Ease of administration. Living trusts are easier to administer after your passing. With a trust, your trustee will distribute your assets pursuant to your instructions. In contrast, with a will, your executor must wait for the authorization of the Court before distributing assets.
Faster administration. Probate takes an average of six months in Idaho, as certain statutory deadlines have to be met. With a trust, your trustee can begin to distribute your assets without meeting any statutory deadlines and on a much faster pace.
Lower likelihood of being contested. Revocable living trusts are less likely to be contested. During probate, attorney’s fees are given priority of payment from the estate. This means that attorney’s representing an heir who is contesting the will are guaranteed to be paid.
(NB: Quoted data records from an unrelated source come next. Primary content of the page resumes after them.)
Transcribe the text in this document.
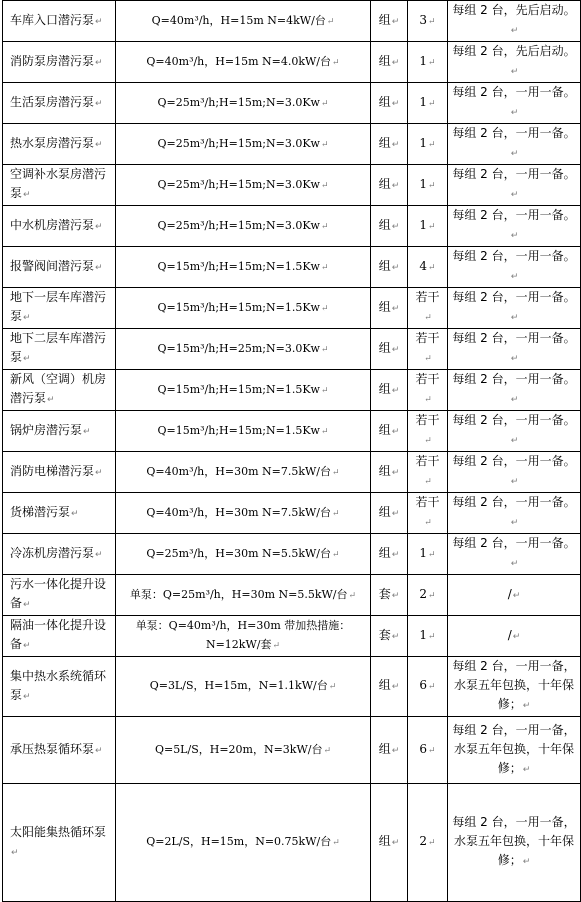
车库入口潜污泵↵	Q=40m³/h，H=15m N=4kW/台↵	组↵	3↵	每组 2 台，先后启动。↵
消防泵房潜污泵↵	Q=40m³/h，H=15m N=4.0kW/台↵	组↵	1↵	每组 2 台，先后启动。↵
生活泵房潜污泵↵	Q=25m³/h;H=15m;N=3.0Kw↵	组↵	1↵	每组 2 台，一用一备。↵
热水泵房潜污泵↵	Q=25m³/h;H=15m;N=3.0Kw↵	组↵	1↵	每组 2 台，一用一备。↵
空调补水泵房潜污泵↵	Q=25m³/h;H=15m;N=3.0Kw↵	组↵	1↵	每组 2 台，一用一备。↵
中水机房潜污泵↵	Q=25m³/h;H=15m;N=3.0Kw↵	组↵	1↵	每组 2 台，一用一备。↵
报警阀间潜污泵↵	Q=15m³/h;H=15m;N=1.5Kw↵	组↵	4↵	每组 2 台，一用一备。↵
地下一层车库潜污泵↵	Q=15m³/h;H=15m;N=1.5Kw↵	组↵	若干↵	每组 2 台，一用一备。↵
地下二层车库潜污泵↵	Q=15m³/h;H=25m;N=3.0Kw↵	组↵	若干↵	每组 2 台，一用一备。↵
新风（空调）机房潜污泵↵	Q=15m³/h;H=15m;N=1.5Kw↵	组↵	若干↵	每组 2 台，一用一备。↵
锅炉房潜污泵↵	Q=15m³/h;H=15m;N=1.5Kw↵	组↵	若干↵	每组 2 台，一用一备。↵
消防电梯潜污泵↵	Q=40m³/h，H=30m N=7.5kW/台↵	组↵	若干↵	每组 2 台，一用一备。↵
货梯潜污泵↵	Q=40m³/h，H=30m N=7.5kW/台↵	组↵	若干↵	每组 2 台，一用一备。↵
冷冻机房潜污泵↵	Q=25m³/h，H=30m N=5.5kW/台↵	组↵	1↵	每组 2 台，一用一备。↵
污水一体化提升设备↵	单泵：Q=25m³/h，H=30m N=5.5kW/台↵	套↵	2↵	/↵
隔油一体化提升设备↵	单泵：Q=40m³/h，H=30m 带加热措施：N=12kW/套↵	套↵	1↵	/↵
集中热水系统循环泵↵	Q=3L/S，H=15m，N=1.1kW/台↵	组↵	6↵	每组 2 台，一用一备，水泵五年包换，十年保修；↵
承压热泵循环泵↵	Q=5L/S，H=20m，N=3kW/台↵	组↵	6↵	每组 2 台，一用一备，水泵五年包换，十年保修；↵
太阳能集热循环泵↵	Q=2L/S，H=15m，N=0.75kW/台↵	组↵	2↵	每组 2 台，一用一备，水泵五年包换，十年保修；↵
Attorneys are often willing to defer their fees in this situation, meaning an heir can contest the will with few, if any, out-of-pockets costs. In contrast, a person challenging a trust has to pay their attorney upfront, making the challenge much more costly.
Protections for blended families. Revocable living trusts are great vehicles for blended families – allowing spouses to provide for each other while also balancing the needs of children from an earlier marriage.
Tax reduction. Revocable living trusts can help with estate tax avoidance, if this is a concern.